Le 9 décembre dernier, nous fêtions les 118 ans de la loi de 1905 de séparation des Eglises et de l’Etat. Quelques jours auparavant, le 5 décembre, mon groupe parlementaire, par la voix de mon collègue député de Seine-Saint-Denis Bastien Lachaud, présentait une proposition de loi (PPL) visant à l’application du principe de laïcité partout sur le territoire national.
Patatras, sitôt déposé, ce texte a fait la une de la presse quotidienne régionale. Je n’ai d’ailleurs jamais été autant sollicitée par la presse locale : 3 interviews en quelques jours et des mentions dans les différents journaux lorrains et alsaciens. Pourquoi ? Parce que parler application de la laïcité en Alsace et en Moselle, c’est parler Concordat ! Et c’est un sujet local indéniablement explosif… enfin, surtout quand la confusion est volontairement entretenue avec la question du droit local.
Je prendrai pour exemple le titre d’un article paru le 8 décembre dans les Dernières Nouvelles d’Alsace suite à la sortie de notre PPL : « une proposition de loi LFI touchant au droit local sème l’émoi ». Puis le lendemain (après notamment une mise au point salutaire par mon collègue Emmanuel Fernandes, député du Bas-Rhin, pour stipuler clairement qu’on ne touche pas au droit local), dans le même journal, ce titre : « tempête dans un verre d’eau bénite ». Ces deux titres résument assez bien la séquence médiatique à laquelle nous avons assisté sur ce sujet. C’est pourquoi je souhaite revenir sur cette séquence : 1) pour clarifier tout cela : ce que fait notre proposition, notre programme et comment nous souhaitons agir pour aller vers l’abrogation du Concordat et 2) pour rassurer sur nos intentions, notamment en termes de droit local.
Un horizon politique : la sortie du Concordat
La PPL portée par Bastien Lachaud doit être considérée comme une loi « cadre » sur le sujet, celle qui trace notre horizon politique en termes de laïcité, à savoir notre volonté de faire appliquer la loi de 1905, et rien que la loi de 1905, sur l’ensemble du territoire national ! Il est donc prévu, dans ce texte, de mettre fin aux régimes dérogatoires d’Alsace et de Moselle, mais également en Guyane et à Mayotte.

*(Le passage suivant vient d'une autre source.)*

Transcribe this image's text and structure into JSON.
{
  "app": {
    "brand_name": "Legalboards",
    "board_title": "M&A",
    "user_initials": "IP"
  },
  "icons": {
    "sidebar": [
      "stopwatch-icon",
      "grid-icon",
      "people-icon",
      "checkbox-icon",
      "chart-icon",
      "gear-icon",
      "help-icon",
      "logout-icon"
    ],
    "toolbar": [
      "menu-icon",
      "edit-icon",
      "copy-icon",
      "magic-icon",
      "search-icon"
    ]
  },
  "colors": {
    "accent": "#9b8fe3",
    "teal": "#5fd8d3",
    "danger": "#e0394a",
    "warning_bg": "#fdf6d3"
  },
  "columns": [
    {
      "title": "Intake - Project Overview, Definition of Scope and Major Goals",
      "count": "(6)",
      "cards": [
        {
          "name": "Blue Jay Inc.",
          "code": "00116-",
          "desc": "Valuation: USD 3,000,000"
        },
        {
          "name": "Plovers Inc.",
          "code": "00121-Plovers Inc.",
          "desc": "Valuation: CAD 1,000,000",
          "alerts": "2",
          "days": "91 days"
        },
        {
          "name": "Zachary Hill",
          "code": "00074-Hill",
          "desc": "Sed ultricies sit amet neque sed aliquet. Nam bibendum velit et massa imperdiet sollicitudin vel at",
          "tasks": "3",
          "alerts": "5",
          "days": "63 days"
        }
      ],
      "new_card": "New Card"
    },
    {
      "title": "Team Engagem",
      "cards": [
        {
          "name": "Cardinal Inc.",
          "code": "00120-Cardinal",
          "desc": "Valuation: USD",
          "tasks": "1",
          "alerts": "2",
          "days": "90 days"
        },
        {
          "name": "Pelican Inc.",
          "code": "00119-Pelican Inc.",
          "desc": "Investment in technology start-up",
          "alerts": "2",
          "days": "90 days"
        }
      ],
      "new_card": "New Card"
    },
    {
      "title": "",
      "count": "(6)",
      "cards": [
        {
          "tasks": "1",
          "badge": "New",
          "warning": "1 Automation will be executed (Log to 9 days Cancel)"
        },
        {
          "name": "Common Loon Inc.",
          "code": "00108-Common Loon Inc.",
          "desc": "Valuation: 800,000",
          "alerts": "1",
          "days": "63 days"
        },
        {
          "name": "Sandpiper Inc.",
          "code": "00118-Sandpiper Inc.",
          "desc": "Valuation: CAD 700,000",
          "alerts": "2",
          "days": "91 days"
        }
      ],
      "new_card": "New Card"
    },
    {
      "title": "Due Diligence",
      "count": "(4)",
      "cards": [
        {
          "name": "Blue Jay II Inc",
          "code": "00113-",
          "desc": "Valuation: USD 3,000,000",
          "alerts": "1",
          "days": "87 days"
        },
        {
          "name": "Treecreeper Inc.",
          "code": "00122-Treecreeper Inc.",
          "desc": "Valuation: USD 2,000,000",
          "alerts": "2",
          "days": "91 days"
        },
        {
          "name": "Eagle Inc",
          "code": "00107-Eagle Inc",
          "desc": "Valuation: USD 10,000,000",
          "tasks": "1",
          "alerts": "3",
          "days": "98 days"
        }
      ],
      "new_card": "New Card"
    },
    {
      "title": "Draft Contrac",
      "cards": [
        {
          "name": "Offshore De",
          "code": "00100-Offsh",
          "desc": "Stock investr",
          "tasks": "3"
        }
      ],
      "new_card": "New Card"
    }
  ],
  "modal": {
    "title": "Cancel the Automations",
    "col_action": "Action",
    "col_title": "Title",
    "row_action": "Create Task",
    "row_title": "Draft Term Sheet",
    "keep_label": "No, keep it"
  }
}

Pour cela la PPL propose toute une série de mesures. Premièrement au niveau institutionnel, en réaffirmant la neutralité de l’Etat et de ses représentants et en interdisant le financement des cultes par les collectivité et l’état, qu’il soit direct ou indirect (réduction d’impôt). Ensuite, au niveau de l’éducation nationale avec la suppression de l’enseignement religieux dans les écoles publiques et la suppression du financement public des écoles privées. Et enfin, au niveau des services publics, en réaffirmant là-encore la neutralité des agents publics, pour un service public et gratuit des obsèques, et une garantie que les clauses de conscience religieuses ne feront pas entrave à l’accès à un service public. A l’heure où Emmanuel Macron assiste à une messe papale à Marseille et célèbre Hanouka à l’Elysée, il semble primordial de rappeler que la laïcité c’est la séparation des Eglises et de l’Etat et c’est assurer cette neutralité pour une liberté de conscience totale, pour toutes et tous nos concitoyens.

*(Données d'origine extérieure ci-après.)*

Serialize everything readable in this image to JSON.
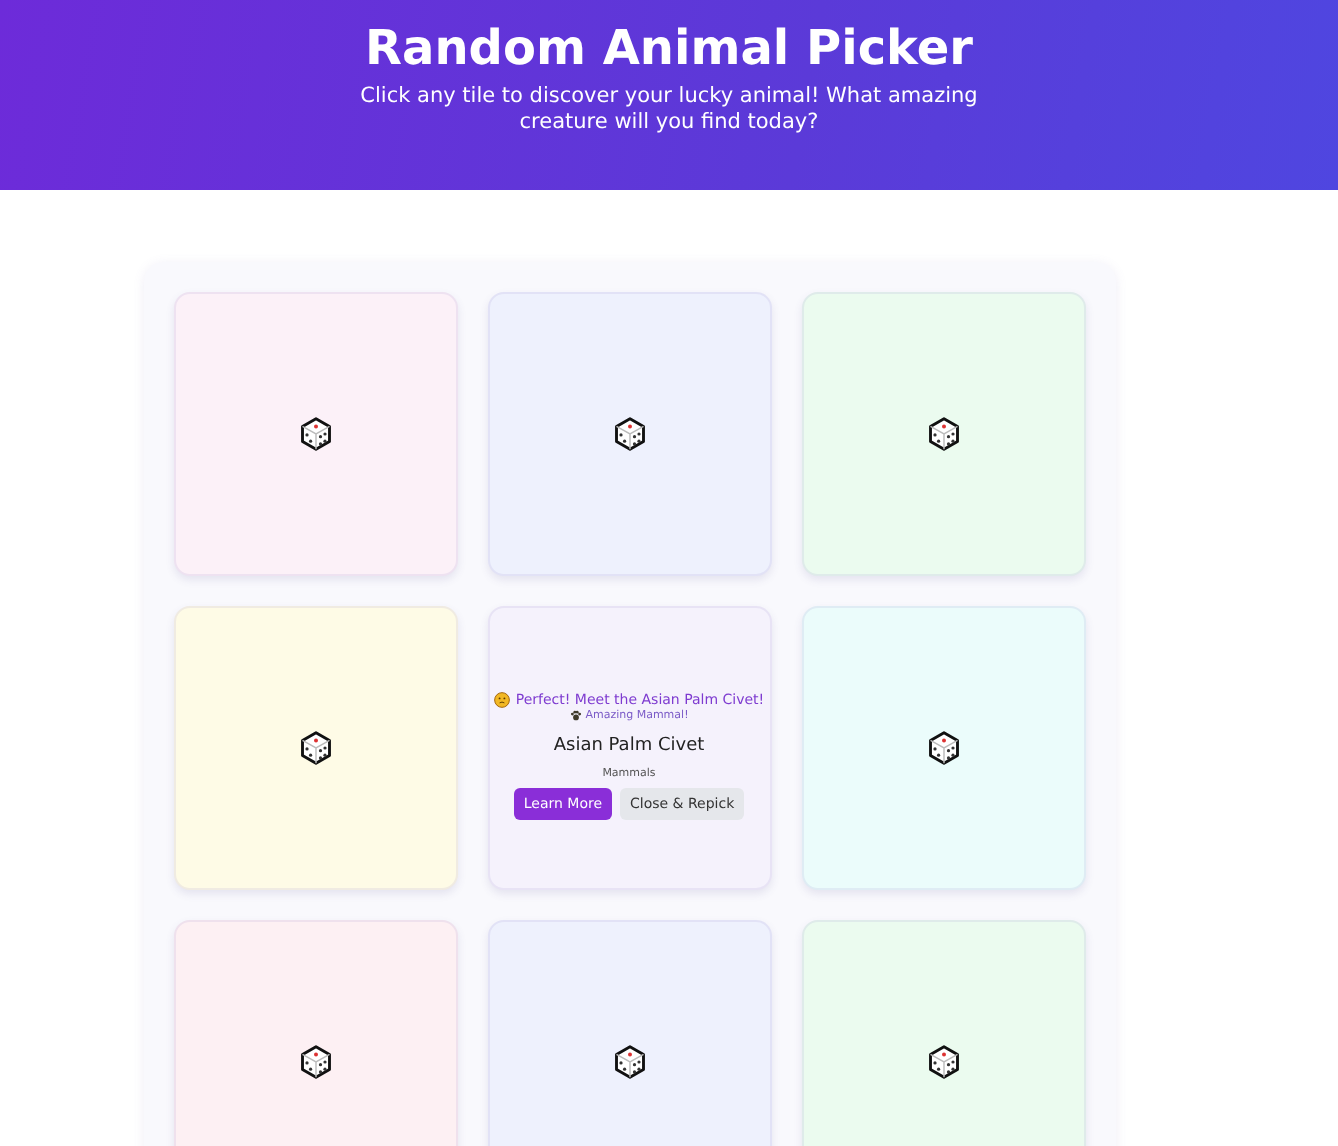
{
  "header": {
    "title": "Random Animal Picker",
    "subtitle": "Click any tile to discover your lucky animal! What amazing creature will you find today?"
  },
  "tiles": [
    {
      "kind": "hidden",
      "color": "#fcf1f8"
    },
    {
      "kind": "hidden",
      "color": "#eef1fd"
    },
    {
      "kind": "hidden",
      "color": "#ebfbef"
    },
    {
      "kind": "hidden",
      "color": "#fefbe6"
    },
    {
      "kind": "revealed",
      "color": "#f5f2fc",
      "message": "Perfect! Meet the Asian Palm Civet!",
      "badge": "Amazing Mammal!",
      "name": "Asian Palm Civet",
      "category": "Mammals",
      "buttons": [
        "Learn More",
        "Close & Repick"
      ]
    },
    {
      "kind": "hidden",
      "color": "#ebfcfb"
    },
    {
      "kind": "hidden",
      "color": "#fdf0f3"
    },
    {
      "kind": "hidden",
      "color": "#eef1fd"
    },
    {
      "kind": "hidden",
      "color": "#ebfbef"
    }
  ]
}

Plus concrètement, pour ce qui est de l’Alsace et de la Moselle, cette loi propose de supprimer les dispositions concordataires relatives au droit local des cultes en vigueur en Alsace-Moselle. La suppression concerne seulement les privilèges publics dont bénéficient certains cultes, les droits sociaux ne sont absolument pas remis en cause (article 2). Le dispositif supprime les établissements publics locaux du culte d’Alsace-Moselle et institue des associations cultuelles dans ces départements (article 3) ; mets un terme au recrutement de ministres du culte par l’État en Alsace-Moselle et organise la transition pour ceux qui sont en fonction (article 4) ; et enfin, abroge le statut scolaire particulier de l’Alsace-Moselle donc les cours de religion et le CAPES de religion (article 12). Petite précision à noter : concernant le salariat des ministres du culte, il est bon de rappeler que ce sont bien l’ensemble des français (et non pas seulement les alsaciens et les mosellans) qui payent pour les représentants des trois cultes catholique, protestant et israélite en Alsace et en Moselle. Et cela leur (nous) coûte 55 millions par an.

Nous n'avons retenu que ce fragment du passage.